Expert Calls On Employers To Act


Employers need to ensure that their staff are fully aware of what days they have off as leave as the upcoming deluge of public holidays draws closer, an expert at Irwin Mitchell has warned.

With both the Easter Holidays and the royal wedding of Prince William and Kate Middleton coming up, a number of workers are gearing up for extra time off with their families towards the end of this month.

However, new research by recruitment firm Badenoch & Clark has revealed that a quarter of office workers claim to still not know whether they are set to be allowed the day of the wedding, April 29th, off as leave.

Emily Aryeetey, an employment law solicitor in Irwin Mitchell’s London office, said: “This is an issue that companies have had plenty of time to consider, but unfortunately it now seems that many are under-prepared.

“It is vital that businesses and other organisations which have waited on a decision clarify their position as soon as possible as many workers may incorrectly be under the impression that they should be entitled to the day off.

“Under the Working Time Regulations, employees are entitled to at least 5.6 weeks’ holiday each year but there is no automatic right for time off on public holidays.

“Whether workers are entitled to time off will depend on the wording in their contracts. Some contracts will include public holidays in the annual leave entitlement whereas others will allow workers to take public holidays in addition.

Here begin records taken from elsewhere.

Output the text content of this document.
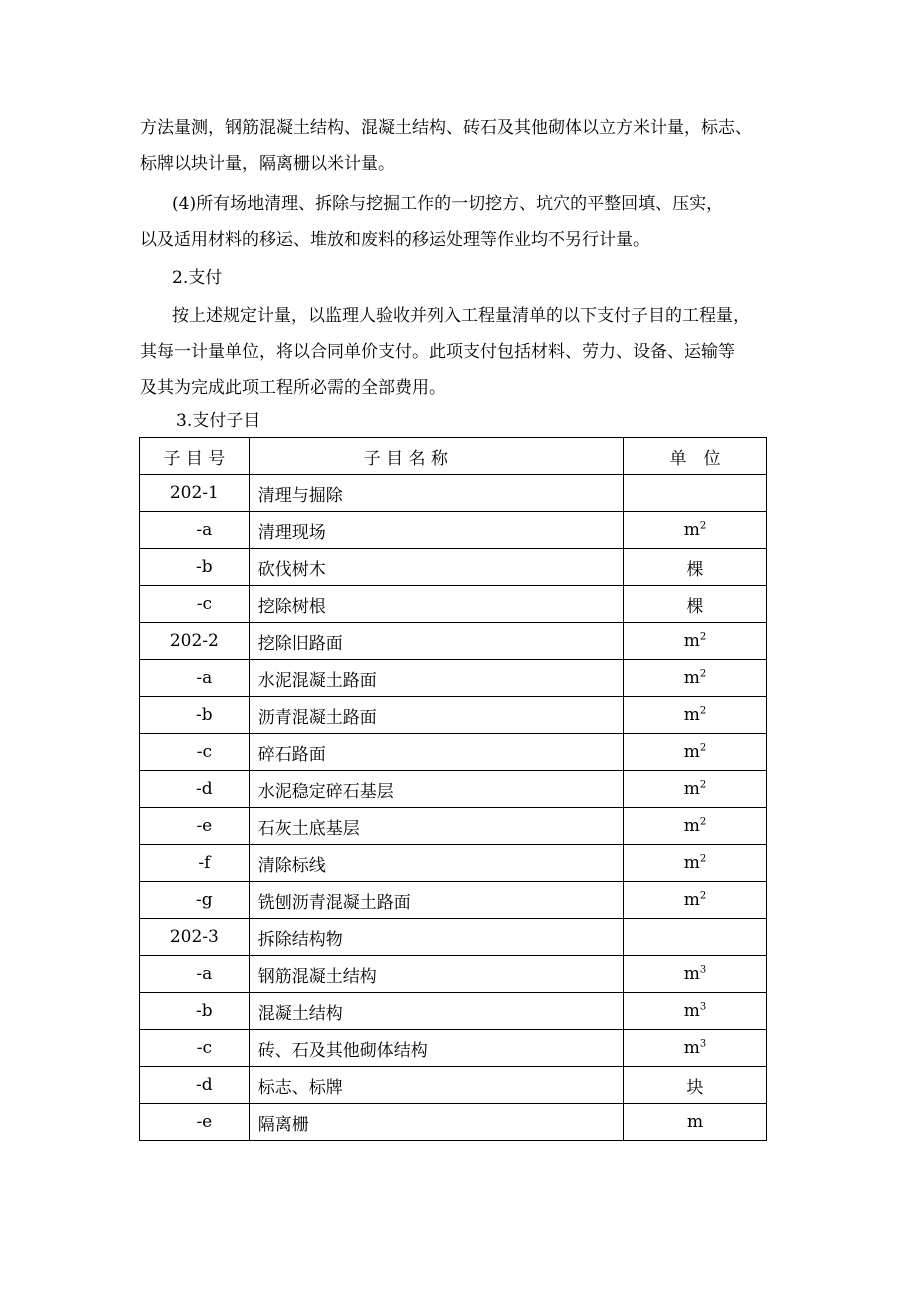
方法量测，钢筋混凝土结构、混凝土结构、砖石及其他砌体以立方米计量，标志、
标牌以块计量，隔离栅以米计量。
(4)所有场地清理、拆除与挖掘工作的一切挖方、坑穴的平整回填、压实，
以及适用材料的移运、堆放和废料的移运处理等作业均不另行计量。
2.支付
按上述规定计量，以监理人验收并列入工程量清单的以下支付子目的工程量，
其每一计量单位，将以合同单价支付。此项支付包括材料、劳力、设备、运输等
及其为完成此项工程所必需的全部费用。
3.支付子目
子 目 号	子 目 名 称	单　位
202-1	清理与掘除	
-a	清理现场	$m^2$
-b	砍伐树木	棵
-c	挖除树根	棵
202-2	挖除旧路面	$m^2$
-a	水泥混凝土路面	$m^2$
-b	沥青混凝土路面	$m^2$
-c	碎石路面	$m^2$
-d	水泥稳定碎石基层	$m^2$
-e	石灰土底基层	$m^2$
-f	清除标线	$m^2$
-g	铣刨沥青混凝土路面	$m^2$
202-3	拆除结构物	
-a	钢筋混凝土结构	$m^3$
-b	混凝土结构	$m^3$
-c	砖、石及其他砌体结构	$m^3$
-d	标志、标牌	块
-e	隔离栅	m
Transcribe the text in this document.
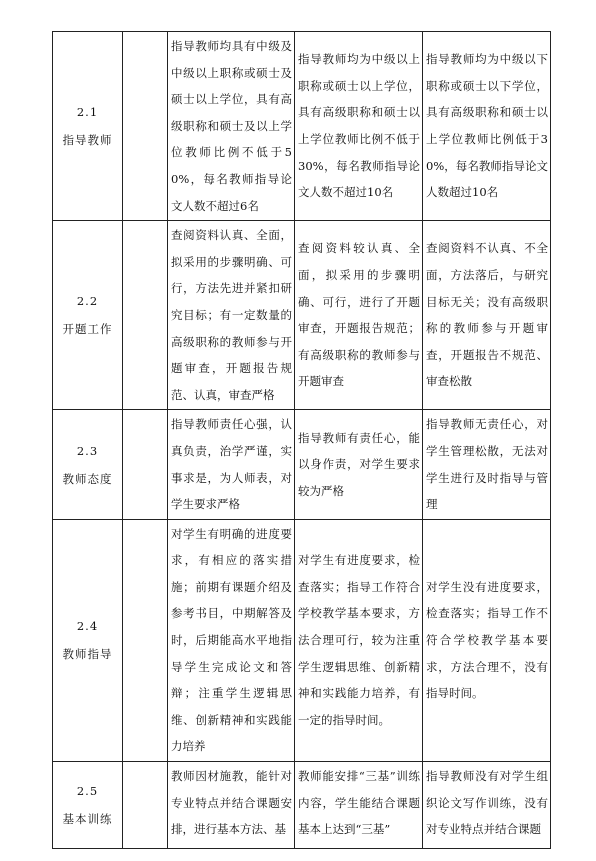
2.1
指导教师		指导教师均具有中级及中级以上职称或硕士及硕士以上学位，具有高级职称和硕士及以上学位教师比例不低于50%，每名教师指导论文人数不超过6名	指导教师均为中级以上职称或硕士以上学位，具有高级职称和硕士以上学位教师比例不低于30%，每名教师指导论文人数不超过10名	指导教师均为中级以下职称或硕士以下学位，具有高级职称和硕士以上学位教师比例低于30%，每名教师指导论文人数超过10名

2.2
开题工作		查阅资料认真、全面，拟采用的步骤明确、可行，方法先进并紧扣研究目标；有一定数量的高级职称的教师参与开题审查，开题报告规范、认真，审查严格	查阅资料较认真、全面，拟采用的步骤明确、可行，进行了开题审查，开题报告规范；有高级职称的教师参与开题审查	查阅资料不认真、不全面，方法落后，与研究目标无关；没有高级职称的教师参与开题审查，开题报告不规范、审查松散

2.3
教师态度		指导教师责任心强，认真负责，治学严谨，实事求是，为人师表，对学生要求严格	指导教师有责任心，能以身作责，对学生要求较为严格	指导教师无责任心，对学生管理松散，无法对学生进行及时指导与管理

2.4
教师指导		对学生有明确的进度要求，有相应的落实措施；前期有课题介绍及参考书目，中期解答及时，后期能高水平地指导学生完成论文和答辩；注重学生逻辑思维、创新精神和实践能力培养	对学生有进度要求，检查落实；指导工作符合学校教学基本要求，方法合理可行，较为注重学生逻辑思维、创新精神和实践能力培养，有一定的指导时间。	对学生没有进度要求，检查落实；指导工作不符合学校教学基本要求，方法合理不，没有指导时间。

2.5
基本训练		教师因材施教，能针对专业特点并结合课题安排，进行基本方法、基	教师能安排“三基”训练内容，学生能结合课题基本上达到“三基”	指导教师没有对学生组织论文写作训练，没有对专业特点并结合课题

“If the contract specifies which public holidays may be taken workers will not necessarily  have the right to take the 29th April off so employers may use their discretion either to grant workers an extra day off or to allow them take time off in lieu. Alternatively, employers may allow workers to take the 29th off in exchange for losing one of the public holidays specified in their contracts.  

“If companies are to avoid any potential disputes or workplace issues, they should clearly state what will happen if some employees are needed on the day, as well as consider arrangements which are suitable for all involved. For example, it may be worthwhile making it clear that not all annual leave requests will be accommodated, or offering workers time off in lieu.

“A failure to act on this issue and be clear with employees could lead to a growing number of disgruntled workers.”